CITTA’ D’ORIENTE (romanzo inedito) [2]

Fu allora che, quasi inavvertitamente, tradì il Comando. Cominciò ad accettare casi singoli, semplici omicidi, banali appostamenti. Non sapeva perchè. Forse gli ricordavano i vecchi tempi. Forse lo sganciavano dalla violenza che cingeva le città in questione. Piazzava una bomba in pieno centro, girava le spalle e se ne andava al terzo piano di un edificio lontano a vedere se quella donna tradiva davvero il marito. La finestra opaca di un vetro giallo rifletteva strisce del calore untuoso della grande vagina che in piedi cavalcava il maschio (occhi che sbattono sui seni che oscillano, fece così con la mano per vederci meglio). La pioggia cadeva fitta e giù in basso i vapori liquidi sembravano perdersi in cerca di un fondo. I corpi nudi sostavano in linea incerta, immagine corrosa dai graffi delle gocce. Jack sommerso sapeva che non poteva durare, che la fermata non era prevista. L’Oriente stava diventando il suo acquario e lui uno dei tanti pesci muti e boccheggianti dietro il corallo. Troppo pericoloso per un agente così in vista. Da un momento all’altro un agente di controllo sarebbe apparso all’orizzonte e l’avrebbe costretto a confessare. Mentre la ragazza volgeva la schiena bianca bagnata tirandosi su i capelli senza interrompere la rotazione sull’uomo disteso (strofinio di peli durante la penetrazione), Jack si decise ad aprire la busta chiusa con cui di solito il Comando indicava compiti e destinazioni. Il responso non lo sorprese. Grozny. Dalla parte opposta.

 

Giunse in città sorvolando verticalmente le macerie.

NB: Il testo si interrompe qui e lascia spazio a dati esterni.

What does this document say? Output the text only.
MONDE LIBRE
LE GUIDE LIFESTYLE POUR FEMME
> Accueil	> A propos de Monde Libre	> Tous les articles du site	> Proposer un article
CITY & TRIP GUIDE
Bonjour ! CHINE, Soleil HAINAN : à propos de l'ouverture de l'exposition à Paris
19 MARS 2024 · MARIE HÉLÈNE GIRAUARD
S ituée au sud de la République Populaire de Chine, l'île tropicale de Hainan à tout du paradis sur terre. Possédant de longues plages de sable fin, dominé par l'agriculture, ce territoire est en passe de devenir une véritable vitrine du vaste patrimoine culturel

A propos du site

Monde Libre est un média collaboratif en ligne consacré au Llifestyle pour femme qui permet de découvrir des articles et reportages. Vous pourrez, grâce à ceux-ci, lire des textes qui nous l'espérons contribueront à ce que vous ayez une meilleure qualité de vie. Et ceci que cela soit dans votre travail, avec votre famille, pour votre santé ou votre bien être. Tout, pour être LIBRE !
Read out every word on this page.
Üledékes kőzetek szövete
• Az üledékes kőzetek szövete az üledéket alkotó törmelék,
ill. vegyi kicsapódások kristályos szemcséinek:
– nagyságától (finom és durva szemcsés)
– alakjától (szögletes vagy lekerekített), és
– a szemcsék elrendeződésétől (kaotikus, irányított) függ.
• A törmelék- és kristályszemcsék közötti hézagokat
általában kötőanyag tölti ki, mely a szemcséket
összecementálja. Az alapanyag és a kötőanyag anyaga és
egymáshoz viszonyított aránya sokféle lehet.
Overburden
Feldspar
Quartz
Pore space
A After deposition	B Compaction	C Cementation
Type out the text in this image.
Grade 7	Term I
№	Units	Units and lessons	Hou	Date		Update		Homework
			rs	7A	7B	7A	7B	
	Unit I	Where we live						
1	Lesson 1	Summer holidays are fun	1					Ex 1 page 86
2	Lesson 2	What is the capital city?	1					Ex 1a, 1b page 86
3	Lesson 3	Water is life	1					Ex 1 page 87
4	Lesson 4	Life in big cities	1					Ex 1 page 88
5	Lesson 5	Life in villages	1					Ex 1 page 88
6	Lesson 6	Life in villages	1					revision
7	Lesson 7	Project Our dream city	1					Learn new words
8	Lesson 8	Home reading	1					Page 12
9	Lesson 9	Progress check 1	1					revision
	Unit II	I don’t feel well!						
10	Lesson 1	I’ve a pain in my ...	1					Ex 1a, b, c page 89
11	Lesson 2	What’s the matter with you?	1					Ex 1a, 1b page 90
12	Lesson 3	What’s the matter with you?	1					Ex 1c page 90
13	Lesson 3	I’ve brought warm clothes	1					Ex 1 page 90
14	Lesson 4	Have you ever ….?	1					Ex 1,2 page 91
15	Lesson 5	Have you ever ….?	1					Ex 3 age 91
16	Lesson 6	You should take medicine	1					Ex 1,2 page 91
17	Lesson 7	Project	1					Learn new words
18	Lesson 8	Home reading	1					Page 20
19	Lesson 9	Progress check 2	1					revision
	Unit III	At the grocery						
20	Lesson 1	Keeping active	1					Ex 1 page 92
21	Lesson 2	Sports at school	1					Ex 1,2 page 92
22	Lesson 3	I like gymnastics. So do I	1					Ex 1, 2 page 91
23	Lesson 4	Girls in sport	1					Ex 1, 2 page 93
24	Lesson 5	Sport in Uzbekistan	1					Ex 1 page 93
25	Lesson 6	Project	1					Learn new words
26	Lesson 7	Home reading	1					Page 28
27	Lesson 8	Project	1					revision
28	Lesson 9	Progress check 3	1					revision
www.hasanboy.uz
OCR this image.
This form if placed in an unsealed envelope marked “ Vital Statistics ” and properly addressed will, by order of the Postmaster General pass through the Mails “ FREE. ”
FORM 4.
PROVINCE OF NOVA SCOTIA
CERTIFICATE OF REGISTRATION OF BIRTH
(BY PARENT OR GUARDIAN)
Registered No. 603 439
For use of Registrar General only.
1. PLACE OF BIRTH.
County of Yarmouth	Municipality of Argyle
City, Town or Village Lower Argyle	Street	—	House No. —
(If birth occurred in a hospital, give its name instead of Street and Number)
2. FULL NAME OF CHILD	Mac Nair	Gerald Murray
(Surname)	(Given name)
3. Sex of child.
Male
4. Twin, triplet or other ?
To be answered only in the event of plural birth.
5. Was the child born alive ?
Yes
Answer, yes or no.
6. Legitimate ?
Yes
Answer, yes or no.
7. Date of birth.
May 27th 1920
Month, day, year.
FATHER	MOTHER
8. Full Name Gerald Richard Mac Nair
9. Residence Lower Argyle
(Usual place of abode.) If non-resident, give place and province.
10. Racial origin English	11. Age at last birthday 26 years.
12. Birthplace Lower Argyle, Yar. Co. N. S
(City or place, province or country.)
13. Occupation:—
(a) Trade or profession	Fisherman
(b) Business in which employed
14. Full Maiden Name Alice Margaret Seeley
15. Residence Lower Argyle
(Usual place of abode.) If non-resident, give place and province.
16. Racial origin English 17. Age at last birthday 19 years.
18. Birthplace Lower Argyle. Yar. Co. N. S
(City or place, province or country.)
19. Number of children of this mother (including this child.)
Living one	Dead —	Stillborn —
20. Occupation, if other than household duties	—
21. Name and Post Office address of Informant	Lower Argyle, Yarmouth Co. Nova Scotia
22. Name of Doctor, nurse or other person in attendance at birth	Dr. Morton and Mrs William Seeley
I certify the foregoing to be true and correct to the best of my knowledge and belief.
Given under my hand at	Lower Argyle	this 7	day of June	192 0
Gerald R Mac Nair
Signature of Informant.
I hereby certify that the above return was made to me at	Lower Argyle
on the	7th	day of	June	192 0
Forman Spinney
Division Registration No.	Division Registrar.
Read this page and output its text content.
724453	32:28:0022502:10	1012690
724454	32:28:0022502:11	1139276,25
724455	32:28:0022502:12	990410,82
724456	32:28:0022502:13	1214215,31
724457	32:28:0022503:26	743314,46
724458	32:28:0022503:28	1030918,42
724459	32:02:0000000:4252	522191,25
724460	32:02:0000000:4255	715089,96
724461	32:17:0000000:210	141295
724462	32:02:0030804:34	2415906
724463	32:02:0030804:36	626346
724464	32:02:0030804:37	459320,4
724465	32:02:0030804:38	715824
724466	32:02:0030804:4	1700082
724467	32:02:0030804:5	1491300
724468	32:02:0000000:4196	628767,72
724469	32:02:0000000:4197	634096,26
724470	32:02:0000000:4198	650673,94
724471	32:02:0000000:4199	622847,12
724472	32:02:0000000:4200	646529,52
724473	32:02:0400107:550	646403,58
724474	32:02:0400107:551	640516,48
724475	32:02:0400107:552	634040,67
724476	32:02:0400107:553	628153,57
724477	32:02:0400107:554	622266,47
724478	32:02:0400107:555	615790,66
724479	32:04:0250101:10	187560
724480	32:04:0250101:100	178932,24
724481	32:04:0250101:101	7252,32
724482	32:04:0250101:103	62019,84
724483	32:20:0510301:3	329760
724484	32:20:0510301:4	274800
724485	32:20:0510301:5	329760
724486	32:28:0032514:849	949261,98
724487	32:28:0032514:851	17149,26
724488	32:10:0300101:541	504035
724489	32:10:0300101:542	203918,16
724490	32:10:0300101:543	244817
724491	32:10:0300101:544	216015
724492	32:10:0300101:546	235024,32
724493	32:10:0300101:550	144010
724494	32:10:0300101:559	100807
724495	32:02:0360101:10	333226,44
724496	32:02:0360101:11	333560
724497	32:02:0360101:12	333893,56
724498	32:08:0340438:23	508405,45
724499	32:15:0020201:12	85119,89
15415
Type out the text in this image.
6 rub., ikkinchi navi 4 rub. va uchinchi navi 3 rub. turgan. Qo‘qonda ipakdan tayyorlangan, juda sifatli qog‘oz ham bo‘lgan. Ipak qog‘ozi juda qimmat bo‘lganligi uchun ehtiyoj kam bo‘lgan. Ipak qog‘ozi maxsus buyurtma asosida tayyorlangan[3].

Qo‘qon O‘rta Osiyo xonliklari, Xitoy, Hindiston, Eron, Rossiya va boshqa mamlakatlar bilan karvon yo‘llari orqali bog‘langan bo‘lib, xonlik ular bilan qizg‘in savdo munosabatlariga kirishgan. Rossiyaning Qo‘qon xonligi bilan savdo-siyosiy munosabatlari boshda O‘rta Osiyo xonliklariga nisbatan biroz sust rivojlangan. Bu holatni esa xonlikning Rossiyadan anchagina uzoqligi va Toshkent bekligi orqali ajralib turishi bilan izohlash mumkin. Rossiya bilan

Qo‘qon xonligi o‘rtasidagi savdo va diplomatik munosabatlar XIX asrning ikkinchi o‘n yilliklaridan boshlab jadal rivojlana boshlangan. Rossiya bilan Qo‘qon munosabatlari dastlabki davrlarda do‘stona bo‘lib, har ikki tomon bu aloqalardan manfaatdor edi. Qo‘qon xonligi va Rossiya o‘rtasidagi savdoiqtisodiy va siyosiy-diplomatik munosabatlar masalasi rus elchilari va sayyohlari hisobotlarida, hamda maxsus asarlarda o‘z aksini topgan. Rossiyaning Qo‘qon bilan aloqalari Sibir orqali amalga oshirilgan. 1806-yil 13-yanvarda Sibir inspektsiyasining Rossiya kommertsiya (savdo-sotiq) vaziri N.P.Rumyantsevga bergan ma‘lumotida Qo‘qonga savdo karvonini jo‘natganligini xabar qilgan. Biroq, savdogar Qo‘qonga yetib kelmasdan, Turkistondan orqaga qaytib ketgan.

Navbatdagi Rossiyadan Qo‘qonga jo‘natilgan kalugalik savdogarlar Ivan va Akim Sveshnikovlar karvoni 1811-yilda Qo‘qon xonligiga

Mentre cercava di fissare un punto nella traiettoria fulminea del volo, si chiese perchè fosse qui al momento dato e non altrove. Non cosa è la vita, ma c’è qualcosa d’altro oltre alla vita (non oltre la vita). Ci interessa qualcos’altro oltre all’essere vivi? Ricordò il lampo precoce del medesimo pensiero ai tempi della prigionia a Pechino. Quella volta, ancora inesperto, la sua copertura saltò a causa della misurazione pubblica dei membri maschili. Il Partito mise a punto lo stratagemma quando scoprì l’infiltrazione delle sue linee centrali. Gli agenti stranieri riuscivano a mimare l’ossatura e le striature della pelle cinese, ma non si decisero mai a ridurre le dimensioni del pene. Nella grande piazza il suo zampillò fuori mostruoso e lo sguardo rapito ebete dell’orda impiegatizia autoctona di minuscola portata ebbe il solo effetto di farne una colonna di pietra orlata da liquido fresco e lucente sulla punta. L’intera piazza emise un silenzio che sembrò insieme un urlo di gioia e di disperazione (bandiere sotto gli schiaffi del vento nel cielo, scossoni alle aste). Era tempo di allontanarsi. Di sfuggita, mentre indietreggiava velocemente, vide mani sudate cinesi che si cercavano (erezioni, respiri sempre più gravi). Jack da quel giorno non sbagliò più.